Hu Houkun was all poise and polish as he promised a 5G “revolution.”

Speaking at an annual global conference in the high-tech China city of Shenzhen, the rotating chairman of controversial telecom giant Huawei was bang on message.

“This year, 5G will trigger the tipping point in virtual reality and augmented reality, because it can solve the technological bottlenecks that are blocking the industry’s development,” he told his audience.

So far, the group has signed 40 commercial 5G network contracts although Hu was short on details.

He also confirmed that Huawei expects to ship more than 100,000 base stations to run the next generation of super-fast networks.

Apart from the figures, the details were again sketchy.

“Huawei has been actively taking part in 5G rollouts and we won’t see big changes in terms of our geographic involvement at the global scale,” David Wang, a senior executive at the company, said on the sidelines of the conference.
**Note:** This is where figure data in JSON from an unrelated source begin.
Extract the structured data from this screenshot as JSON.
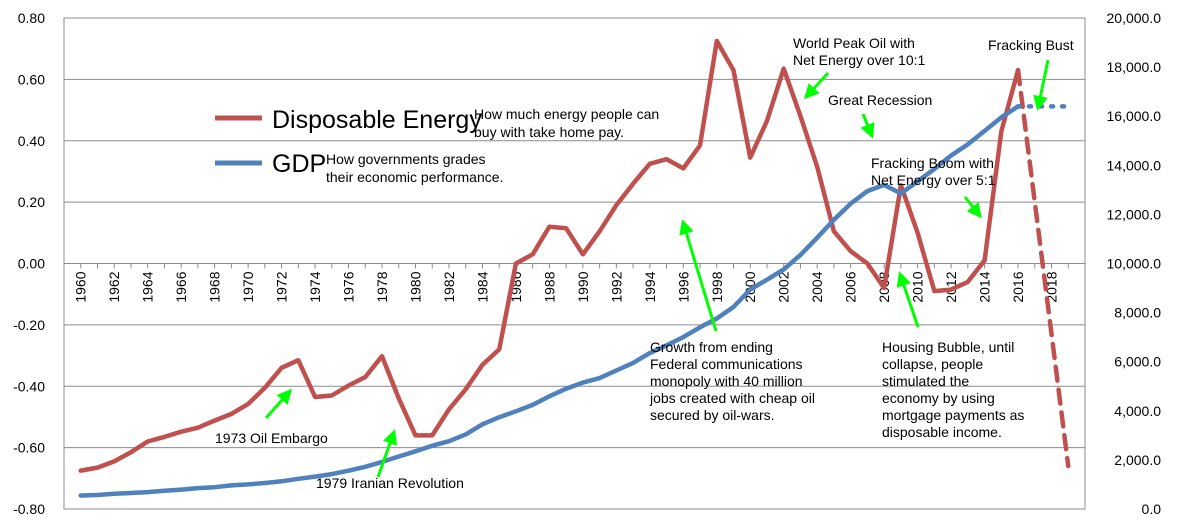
{
  "chart_data": {
    "type": "line",
    "title": "",
    "xlabel": "",
    "ylabel_left": "",
    "ylabel_right": "",
    "x_ticks": [
      "1960",
      "1962",
      "1964",
      "1966",
      "1968",
      "1970",
      "1972",
      "1974",
      "1976",
      "1978",
      "1980",
      "1982",
      "1984",
      "1986",
      "1988",
      "1990",
      "1992",
      "1994",
      "1996",
      "1998",
      "2000",
      "2002",
      "2004",
      "2006",
      "2008",
      "2010",
      "2012",
      "2014",
      "2016",
      "2018"
    ],
    "y_left_ticks": [
      "0.80",
      "0.60",
      "0.40",
      "0.20",
      "0.00",
      "-0.20",
      "-0.40",
      "-0.60",
      "-0.80"
    ],
    "y_right_ticks": [
      "20,000.0",
      "18,000.0",
      "16,000.0",
      "14,000.0",
      "12,000.0",
      "10,000.0",
      "8,000.0",
      "6,000.0",
      "4,000.0",
      "2,000.0",
      "0.0"
    ],
    "y_left_range": [
      -0.8,
      0.8
    ],
    "y_right_range": [
      0,
      20000
    ],
    "x_range": [
      1959,
      2020
    ],
    "grid": "horizontal",
    "series": [
      {
        "name": "Disposable Energy",
        "axis": "left",
        "color": "#c0504d",
        "x": [
          1960,
          1961,
          1962,
          1963,
          1964,
          1965,
          1966,
          1967,
          1968,
          1969,
          1970,
          1971,
          1972,
          1973,
          1974,
          1975,
          1976,
          1977,
          1978,
          1979,
          1980,
          1981,
          1982,
          1983,
          1984,
          1985,
          1986,
          1987,
          1988,
          1989,
          1990,
          1991,
          1992,
          1993,
          1994,
          1995,
          1996,
          1997,
          1998,
          1999,
          2000,
          2001,
          2002,
          2003,
          2004,
          2005,
          2006,
          2007,
          2008,
          2009,
          2010,
          2011,
          2012,
          2013,
          2014,
          2015,
          2016
        ],
        "values": [
          -0.675,
          -0.665,
          -0.645,
          -0.615,
          -0.58,
          -0.565,
          -0.548,
          -0.535,
          -0.512,
          -0.49,
          -0.458,
          -0.405,
          -0.34,
          -0.315,
          -0.435,
          -0.43,
          -0.398,
          -0.37,
          -0.302,
          -0.44,
          -0.56,
          -0.56,
          -0.475,
          -0.41,
          -0.33,
          -0.28,
          0.0,
          0.03,
          0.12,
          0.115,
          0.03,
          0.105,
          0.19,
          0.26,
          0.325,
          0.34,
          0.31,
          0.385,
          0.725,
          0.63,
          0.345,
          0.465,
          0.635,
          0.48,
          0.315,
          0.105,
          0.04,
          0.0,
          -0.08,
          0.255,
          0.1,
          -0.09,
          -0.085,
          -0.06,
          0.01,
          0.43,
          0.63
        ],
        "projection": {
          "style": "dashed",
          "x": [
            2016,
            2019
          ],
          "values": [
            0.63,
            -0.66
          ]
        }
      },
      {
        "name": "GDP",
        "axis": "right",
        "color": "#4f81bd",
        "x": [
          1960,
          1961,
          1962,
          1963,
          1964,
          1965,
          1966,
          1967,
          1968,
          1969,
          1970,
          1971,
          1972,
          1973,
          1974,
          1975,
          1976,
          1977,
          1978,
          1979,
          1980,
          1981,
          1982,
          1983,
          1984,
          1985,
          1986,
          1987,
          1988,
          1989,
          1990,
          1991,
          1992,
          1993,
          1994,
          1995,
          1996,
          1997,
          1998,
          1999,
          2000,
          2001,
          2002,
          2003,
          2004,
          2005,
          2006,
          2007,
          2008,
          2009,
          2010,
          2011,
          2012,
          2013,
          2014,
          2015,
          2016
        ],
        "values": [
          550,
          570,
          620,
          650,
          690,
          740,
          790,
          850,
          890,
          960,
          1000,
          1060,
          1130,
          1230,
          1320,
          1420,
          1560,
          1720,
          1920,
          2140,
          2350,
          2580,
          2760,
          3040,
          3450,
          3740,
          3980,
          4240,
          4590,
          4900,
          5150,
          5330,
          5640,
          5950,
          6350,
          6670,
          7000,
          7400,
          7760,
          8230,
          8940,
          9340,
          9760,
          10350,
          11050,
          11780,
          12440,
          12950,
          13200,
          12850,
          13350,
          13850,
          14400,
          14850,
          15400,
          15950,
          16400
        ],
        "projection": {
          "style": "dotted",
          "x": [
            2016,
            2019
          ],
          "values": [
            16400,
            16400
          ]
        }
      }
    ],
    "legend": [
      {
        "label": "Disposable Energy",
        "color": "#c0504d",
        "note": "How much energy people can buy with take home pay."
      },
      {
        "label": "GDP",
        "color": "#4f81bd",
        "note": "How governments grades their economic performance."
      }
    ],
    "legend_placement": "top-left",
    "annotations": [
      {
        "text": "1973 Oil Embargo"
      },
      {
        "text": "1979 Iranian Revolution"
      },
      {
        "text": "Growth from ending Federal communications monopoly with 40 million jobs created with cheap oil secured by oil-wars."
      },
      {
        "text": "World Peak Oil with Net Energy over 10:1"
      },
      {
        "text": "Great Recession"
      },
      {
        "text": "Fracking Bust"
      },
      {
        "text": "Fracking Boom with Net Energy over 5:1"
      },
      {
        "text": "Housing Bubble, until collapse, people stimulated the economy by using mortgage payments as disposable income."
      }
    ],
    "arrow_color": "#00ff00"
  },
  "legend_lines": {
    "energy_note": [
      "How much energy people can",
      "buy with take home pay."
    ],
    "gdp_note": [
      "How governments grades",
      "their economic performance."
    ]
  },
  "annotation_lines": {
    "oil_embargo": [
      "1973 Oil Embargo"
    ],
    "iranian": [
      "1979 Iranian Revolution"
    ],
    "growth": [
      "Growth from ending",
      "Federal communications",
      "monopoly with 40 million",
      "jobs created with cheap oil",
      "secured by oil-wars."
    ],
    "peak_oil": [
      "World Peak Oil with",
      "Net Energy over 10:1"
    ],
    "great_recession": [
      "Great Recession"
    ],
    "fracking_bust": [
      "Fracking Bust"
    ],
    "fracking_boom": [
      "Fracking Boom with",
      "Net Energy over 5:1"
    ],
    "housing": [
      "Housing Bubble, until",
      "collapse, people",
      "stimulated the",
      "economy by using",
      "mortgage payments as",
      "disposable income."
    ]
  }
}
The poster child of the “Made in China 2025” program has come under mounting pressure during the past six months amid concerns that its technology will act as a backdoor for cyber spying by Beijing.

Huawei has constantly denied those claims.

But that has not stopped the United States from banning the group from selling 5G equipment to American companies. Australia, Japan, and New Zealand have followed suit.

Still, Huawei has received the strongest signal yet that it can take part in Germany’s 5G rollout.

Jochen Homann, the president of the country’s telecom regulator, made that clear when he told the Financial Times that no equipment manufacturer “should be specifically excluded.”

He said there was no evidence that the controversial telecom group posed a security risk.

“If Huawei meets all the requirements, it can take part in the 5G network roll-out,” Homann told the FT, adding that “security-related components may only be used if they have undergone IT security checks by an approved testing body and have been certified by the Federal Office for Information Security, the BSI.”